Cheat-Seeking Missles

Saturday, December 08, 2007

More Episcopalians Split

Interesting timing.

No sooner do the media get busy playing up Mike Huckabee's statement that homosexuality is a sin than another large group of Christians decides that homosexuality is a sin:
FRESNO, California (Reuters) - An entire California diocese of the U.S. Episcopal Church voted to secede on Saturday in a historic split after years of disagreement over the church's expanding support for gay and women's rights.

Clergy and lay representatives of the Episcopal Diocese of San Joaquin, based in Fresno in central California, voted to leave the church, which has been in turmoil since 2003 when U.S. Episcopalians consecrated their first openly gay bishop.
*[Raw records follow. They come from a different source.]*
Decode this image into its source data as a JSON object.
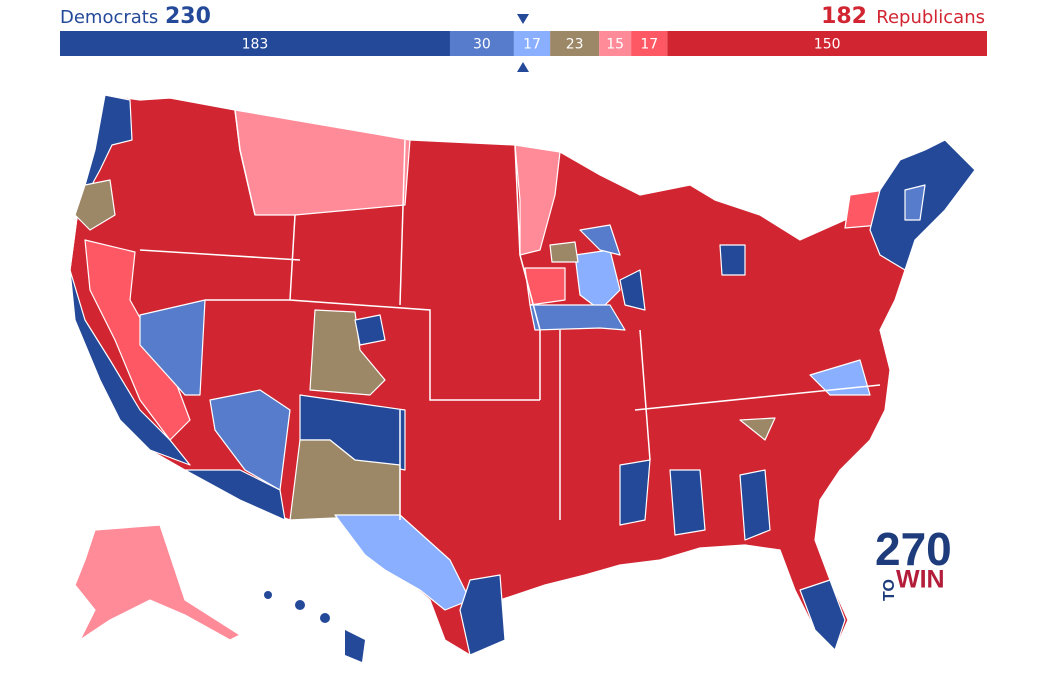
{
  "header": {
    "dem_label": "Democrats",
    "dem_total": 230,
    "rep_total": 182,
    "rep_label": "Republicans"
  },
  "bar": {
    "segments": [
      {
        "value": 183,
        "color": "#244999"
      },
      {
        "value": 30,
        "color": "#577ccc"
      },
      {
        "value": 17,
        "color": "#8aafff"
      },
      {
        "value": 23,
        "color": "#9c8767"
      },
      {
        "value": 15,
        "color": "#ff8b98"
      },
      {
        "value": 17,
        "color": "#ff5865"
      },
      {
        "value": 150,
        "color": "#d22532"
      }
    ]
  },
  "logo": {
    "number": "270",
    "to": "TO",
    "win": "WIN"
  }
}
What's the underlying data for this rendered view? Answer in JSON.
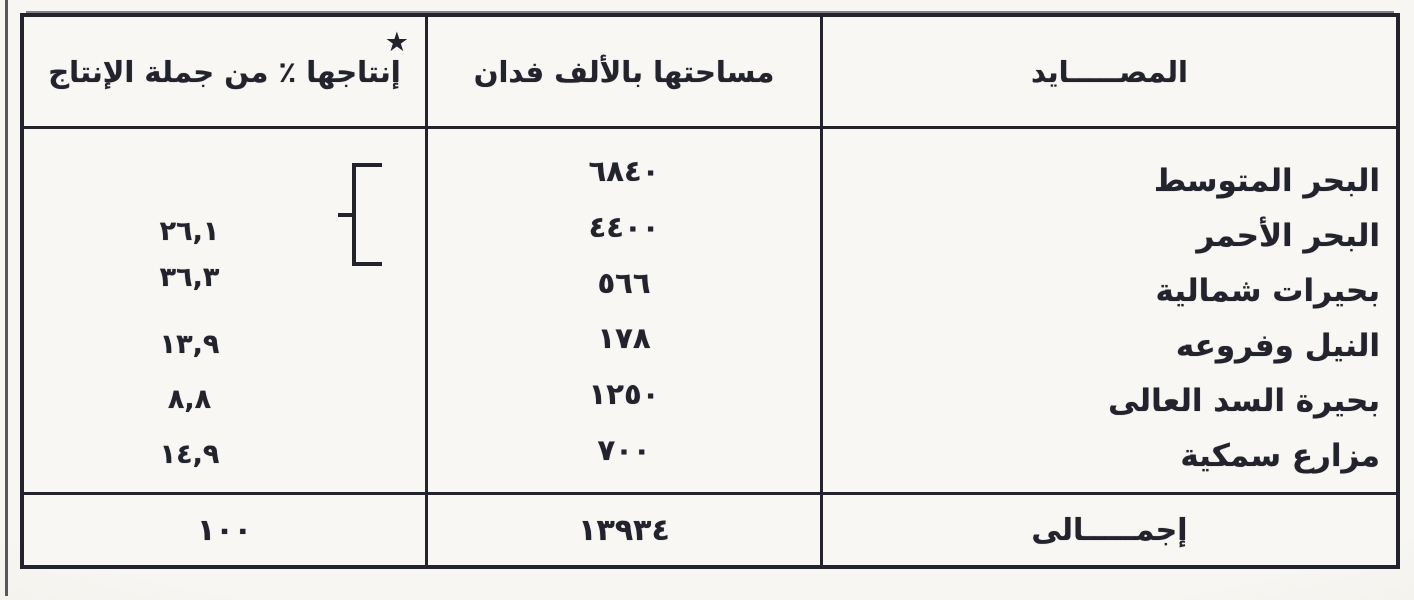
{
  "table": {
    "header": {
      "fisheries": "المصـــــايد",
      "area": "مساحتها بالألف فدان",
      "production": "إنتاجها ٪ من جملة الإنتاج",
      "star": "★"
    },
    "rows": [
      {
        "name": "البحر المتوسط",
        "area": "٦٨٤٠",
        "pct": ""
      },
      {
        "name": "البحر الأحمر",
        "area": "٤٤٠٠",
        "pct": ""
      },
      {
        "name": "بحيرات شمالية",
        "area": "٥٦٦",
        "pct": "٣٦,٣"
      },
      {
        "name": "النيل وفروعه",
        "area": "١٧٨",
        "pct": "١٣,٩"
      },
      {
        "name": "بحيرة السد العالى",
        "area": "١٢٥٠",
        "pct": "٨,٨"
      },
      {
        "name": "مزارع سمكية",
        "area": "٧٠٠",
        "pct": "١٤,٩"
      }
    ],
    "grouped_pct": "٢٦,١",
    "total": {
      "name": "إجمـــــالى",
      "area": "١٣٩٣٤",
      "pct": "١٠٠"
    },
    "colors": {
      "ink": "#23232e",
      "paper": "#f8f7f3"
    }
  }
}
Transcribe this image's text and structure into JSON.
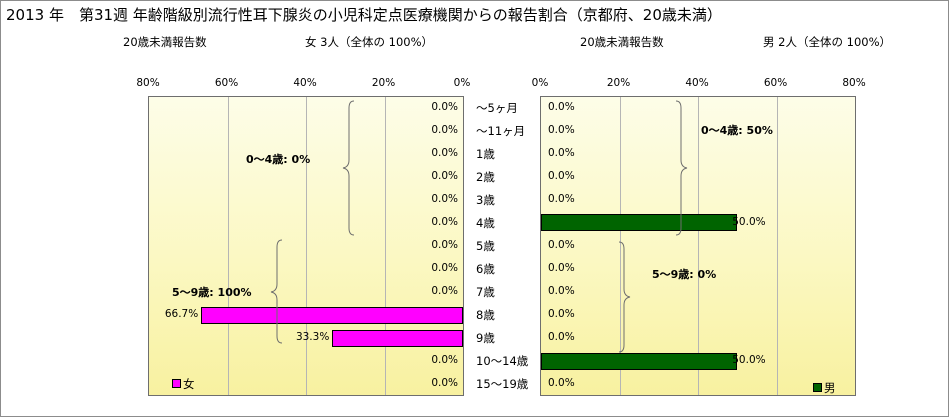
{
  "title": "2013 年　第31週 年齢階級別流行性耳下腺炎の小児科定点医療機関からの報告割合（京都府、20歳未満）",
  "female_panel": {
    "count_label": "20歳未満報告数",
    "summary": "女 3人（全体の 100%）",
    "legend": "女",
    "color": "#ff00ff"
  },
  "male_panel": {
    "count_label": "20歳未満報告数",
    "summary": "男 2人（全体の 100%）",
    "legend": "男",
    "color": "#006400"
  },
  "chart_data": [
    {
      "type": "bar",
      "orientation": "horizontal",
      "direction": "right-to-left",
      "series": [
        {
          "name": "女",
          "values": [
            0,
            0,
            0,
            0,
            0,
            0,
            0,
            0,
            0,
            66.7,
            33.3,
            0,
            0
          ]
        }
      ],
      "categories": [
        "～5ヶ月",
        "～11ヶ月",
        "1歳",
        "2歳",
        "3歳",
        "4歳",
        "5歳",
        "6歳",
        "7歳",
        "8歳",
        "9歳",
        "10～14歳",
        "15～19歳"
      ],
      "value_labels": [
        "0.0%",
        "0.0%",
        "0.0%",
        "0.0%",
        "0.0%",
        "0.0%",
        "0.0%",
        "0.0%",
        "0.0%",
        "66.7%",
        "33.3%",
        "0.0%",
        "0.0%"
      ],
      "xlim": [
        0,
        80
      ],
      "tick_labels": [
        "80%",
        "60%",
        "40%",
        "20%",
        "0%"
      ],
      "annotations": [
        "0～4歳:  0%",
        "5～9歳: 100%"
      ],
      "legend_position": "bottom-left",
      "grid": true
    },
    {
      "type": "bar",
      "orientation": "horizontal",
      "direction": "left-to-right",
      "series": [
        {
          "name": "男",
          "values": [
            0,
            0,
            0,
            0,
            0,
            50,
            0,
            0,
            0,
            0,
            0,
            50,
            0
          ]
        }
      ],
      "categories": [
        "～5ヶ月",
        "～11ヶ月",
        "1歳",
        "2歳",
        "3歳",
        "4歳",
        "5歳",
        "6歳",
        "7歳",
        "8歳",
        "9歳",
        "10～14歳",
        "15～19歳"
      ],
      "value_labels": [
        "0.0%",
        "0.0%",
        "0.0%",
        "0.0%",
        "0.0%",
        "50.0%",
        "0.0%",
        "0.0%",
        "0.0%",
        "0.0%",
        "0.0%",
        "50.0%",
        "0.0%"
      ],
      "xlim": [
        0,
        80
      ],
      "tick_labels": [
        "0%",
        "20%",
        "40%",
        "60%",
        "80%"
      ],
      "annotations": [
        "0～4歳: 50%",
        "5～9歳:  0%"
      ],
      "legend_position": "bottom-right",
      "grid": true
    }
  ]
}
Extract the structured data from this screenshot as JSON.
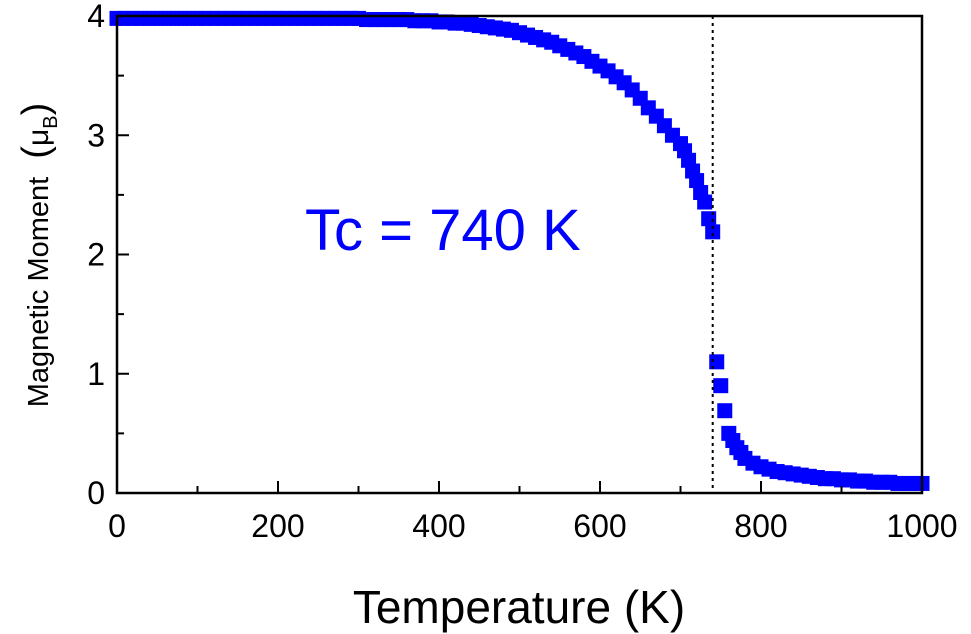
{
  "chart_data": {
    "type": "scatter",
    "title": "",
    "xlabel": "Temperature (K)",
    "ylabel": "Magnetic Moment",
    "ylabel_unit_symbol": "μ",
    "ylabel_unit_subscript": "B",
    "xlim": [
      0,
      1000
    ],
    "ylim": [
      0,
      4
    ],
    "x_ticks": [
      "0",
      "200",
      "400",
      "600",
      "800",
      "1000"
    ],
    "y_ticks": [
      "0",
      "1",
      "2",
      "3",
      "4"
    ],
    "grid": false,
    "legend": "none",
    "annotation": "Tc = 740 K",
    "reference_line_x": 740,
    "marker_color": "#0000ff",
    "series": [
      {
        "x": [
          0,
          10,
          20,
          30,
          40,
          50,
          60,
          70,
          80,
          90,
          100,
          110,
          120,
          130,
          140,
          150,
          160,
          170,
          180,
          190,
          200,
          210,
          220,
          230,
          240,
          250,
          260,
          270,
          280,
          290,
          300,
          310,
          320,
          330,
          340,
          350,
          360,
          370,
          380,
          390,
          400,
          410,
          420,
          430,
          440,
          450,
          460,
          470,
          480,
          490,
          500,
          510,
          520,
          530,
          540,
          550,
          560,
          570,
          580,
          590,
          600,
          610,
          620,
          630,
          640,
          650,
          660,
          670,
          680,
          690,
          700,
          705,
          710,
          715,
          720,
          725,
          730,
          735,
          740,
          745,
          750,
          755,
          760,
          765,
          770,
          775,
          780,
          790,
          800,
          810,
          820,
          830,
          840,
          850,
          860,
          870,
          880,
          890,
          900,
          910,
          920,
          930,
          940,
          950,
          960,
          970,
          980,
          990,
          1000
        ],
        "y": [
          3.98,
          3.98,
          3.98,
          3.98,
          3.98,
          3.98,
          3.98,
          3.98,
          3.98,
          3.98,
          3.98,
          3.98,
          3.98,
          3.98,
          3.98,
          3.98,
          3.98,
          3.98,
          3.98,
          3.98,
          3.98,
          3.98,
          3.98,
          3.98,
          3.98,
          3.98,
          3.98,
          3.98,
          3.98,
          3.98,
          3.98,
          3.97,
          3.97,
          3.97,
          3.97,
          3.97,
          3.97,
          3.96,
          3.96,
          3.96,
          3.95,
          3.95,
          3.94,
          3.94,
          3.93,
          3.92,
          3.91,
          3.9,
          3.89,
          3.88,
          3.86,
          3.84,
          3.82,
          3.8,
          3.78,
          3.75,
          3.72,
          3.69,
          3.66,
          3.62,
          3.58,
          3.54,
          3.49,
          3.44,
          3.38,
          3.31,
          3.23,
          3.16,
          3.08,
          3.0,
          2.93,
          2.87,
          2.79,
          2.7,
          2.62,
          2.52,
          2.44,
          2.3,
          2.19,
          1.1,
          0.9,
          0.69,
          0.5,
          0.44,
          0.38,
          0.34,
          0.29,
          0.25,
          0.22,
          0.2,
          0.18,
          0.17,
          0.16,
          0.15,
          0.14,
          0.13,
          0.12,
          0.12,
          0.11,
          0.11,
          0.1,
          0.1,
          0.09,
          0.09,
          0.09,
          0.08,
          0.08,
          0.08,
          0.08
        ]
      }
    ]
  }
}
"We've seen a miracle here today," Bishop John-David Schofield said after the vote. "We are already outside the jurisdiction of the Episcopal Church.
The split is necessary, given the gap between conservative Episcopalians and their leadership. Presiding Bishop ofthe U.S. Episcopal Church Katharine Jefferts Schori, illustrated that gap in her comment on the news that her church just got a lot smaller:

We deeply regret their unwillingness or inability to live within the historical Anglican understanding of comprehensiveness.

Comprehensiveness, of course, refers to tolerating internal differences between the faiths. But that's different than utterly failing to read and understand the Bible and the Christian way to address sin.

That homosexuality is a sin in the eyes of God is clear. There are multiple references, including New Testament references:
Do you not know that the wicked will not inherit the kingdom of God? Do not be deceived: Neither the sexually immoral nor idolaters nor adulterers nor male prostitutes nor homosexual offenders. 1 Corinthians 6:9
It's a sin, but clearly not the only sin. Christians who make it some great and special sin above other sins are no more correct than those who, out of comprehensiveness or whatever, pretend it's no sin at all.

Jefferts Schori and her flock are free to feel that their approach is theologically superior, but rather than think that those who leave the Episcopal church are hate-filled, they should consider that by refusing to accept homosexuality as sin-free, the departed may well be closer to God.